Unfortunately, that change still produced the error I was getting on cold reboot. Could it be something with instead?

<partition name="A_BADPAGENAME" type="BADPAGETYPE">
<allocation_policy> sequential </allocation_policy>
<filesystem_type> basic </filesystem_type>
<size> 524288 </size>
<file_system_attribute> 0 </file_system_attribute>
<allocation_attribute> 8 </allocation_attribute>
<percent_reserved> 0 </percent_reserved>
<filename> BADPAGEFILE </filename>
<align_boundary> 65536 </align_boundary>
<description> **Required.** Chain A; contains BADPAGE BLOB binary. </description>
</partition>
<partition name="B_BADPAGENAME" type="BADPAGETYPE">
<allocation_policy> sequential </allocation_policy>
<filesystem_type> basic </filesystem_type>
<size> 524288 </size>
<file_system_attribute> 0 </file_system_attribute>
<allocation_attribute> 8 </allocation_attribute>
<percent_reserved> 0 </percent_reserved>
<filename> BADPAGEFILE </filename>
<align_boundary> 65536 </align_boundary>
<description> **Required.** Chain B; contains BADPAGE BLOB binary. </description>
</partition>

Where you get the partition layout file you shared?
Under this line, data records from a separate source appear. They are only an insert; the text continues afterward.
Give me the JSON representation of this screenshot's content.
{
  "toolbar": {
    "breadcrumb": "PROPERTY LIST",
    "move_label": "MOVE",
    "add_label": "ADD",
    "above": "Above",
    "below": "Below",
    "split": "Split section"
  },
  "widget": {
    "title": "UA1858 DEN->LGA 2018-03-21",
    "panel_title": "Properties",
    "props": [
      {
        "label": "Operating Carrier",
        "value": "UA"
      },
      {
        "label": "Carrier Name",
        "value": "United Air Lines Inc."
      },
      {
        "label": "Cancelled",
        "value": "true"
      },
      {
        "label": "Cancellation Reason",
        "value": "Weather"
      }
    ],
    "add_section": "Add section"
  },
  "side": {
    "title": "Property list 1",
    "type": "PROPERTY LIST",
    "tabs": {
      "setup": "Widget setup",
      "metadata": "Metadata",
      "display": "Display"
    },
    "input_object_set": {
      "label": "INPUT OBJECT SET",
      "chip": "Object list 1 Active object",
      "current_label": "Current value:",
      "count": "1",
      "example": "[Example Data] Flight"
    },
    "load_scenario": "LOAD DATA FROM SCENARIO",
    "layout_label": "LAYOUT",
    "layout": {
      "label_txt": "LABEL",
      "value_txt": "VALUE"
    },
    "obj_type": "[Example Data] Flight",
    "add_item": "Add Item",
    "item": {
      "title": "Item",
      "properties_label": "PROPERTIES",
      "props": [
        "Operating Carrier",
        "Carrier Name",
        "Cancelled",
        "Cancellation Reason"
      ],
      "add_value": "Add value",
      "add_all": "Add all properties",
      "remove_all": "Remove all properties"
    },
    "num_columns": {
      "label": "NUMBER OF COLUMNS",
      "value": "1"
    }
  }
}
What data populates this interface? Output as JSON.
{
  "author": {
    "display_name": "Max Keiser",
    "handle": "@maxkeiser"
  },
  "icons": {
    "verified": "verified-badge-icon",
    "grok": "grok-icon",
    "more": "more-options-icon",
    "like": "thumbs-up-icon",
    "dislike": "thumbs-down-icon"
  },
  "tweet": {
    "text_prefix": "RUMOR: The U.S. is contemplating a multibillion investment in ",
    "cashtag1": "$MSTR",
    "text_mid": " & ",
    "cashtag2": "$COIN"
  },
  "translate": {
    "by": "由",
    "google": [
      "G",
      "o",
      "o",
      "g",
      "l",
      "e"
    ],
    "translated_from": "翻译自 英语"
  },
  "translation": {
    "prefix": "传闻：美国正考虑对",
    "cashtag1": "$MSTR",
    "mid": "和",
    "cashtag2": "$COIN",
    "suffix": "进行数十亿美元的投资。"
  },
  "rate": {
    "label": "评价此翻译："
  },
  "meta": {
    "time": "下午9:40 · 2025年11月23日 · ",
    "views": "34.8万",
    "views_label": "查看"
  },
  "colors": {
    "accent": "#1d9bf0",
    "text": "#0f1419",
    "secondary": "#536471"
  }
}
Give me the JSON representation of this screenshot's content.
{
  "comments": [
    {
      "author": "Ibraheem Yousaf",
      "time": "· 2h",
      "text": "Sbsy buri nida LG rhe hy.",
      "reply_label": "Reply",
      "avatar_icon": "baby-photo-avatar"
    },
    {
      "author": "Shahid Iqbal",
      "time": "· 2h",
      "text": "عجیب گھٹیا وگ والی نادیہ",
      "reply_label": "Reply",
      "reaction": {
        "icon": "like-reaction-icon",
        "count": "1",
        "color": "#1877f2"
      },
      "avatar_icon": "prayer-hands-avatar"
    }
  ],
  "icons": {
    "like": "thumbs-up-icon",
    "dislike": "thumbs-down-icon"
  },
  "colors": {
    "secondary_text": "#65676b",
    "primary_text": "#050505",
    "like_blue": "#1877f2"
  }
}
It seems the different one from our R35.5.0 release.

It was the one I downloaded from here: https://developer.nvidia.com/downloads/embedded/l4t/r35_release_v5.0/release

Would you be able to provide the file you are referring to?

I cannot open your link with successful.
Please download BSP package from Jetson Linux 35.5.0 | NVIDIA Developer.
Or you can use SDK Manager to download/flash it for the devkit.

This ended up fixing my issue, thank you for the help.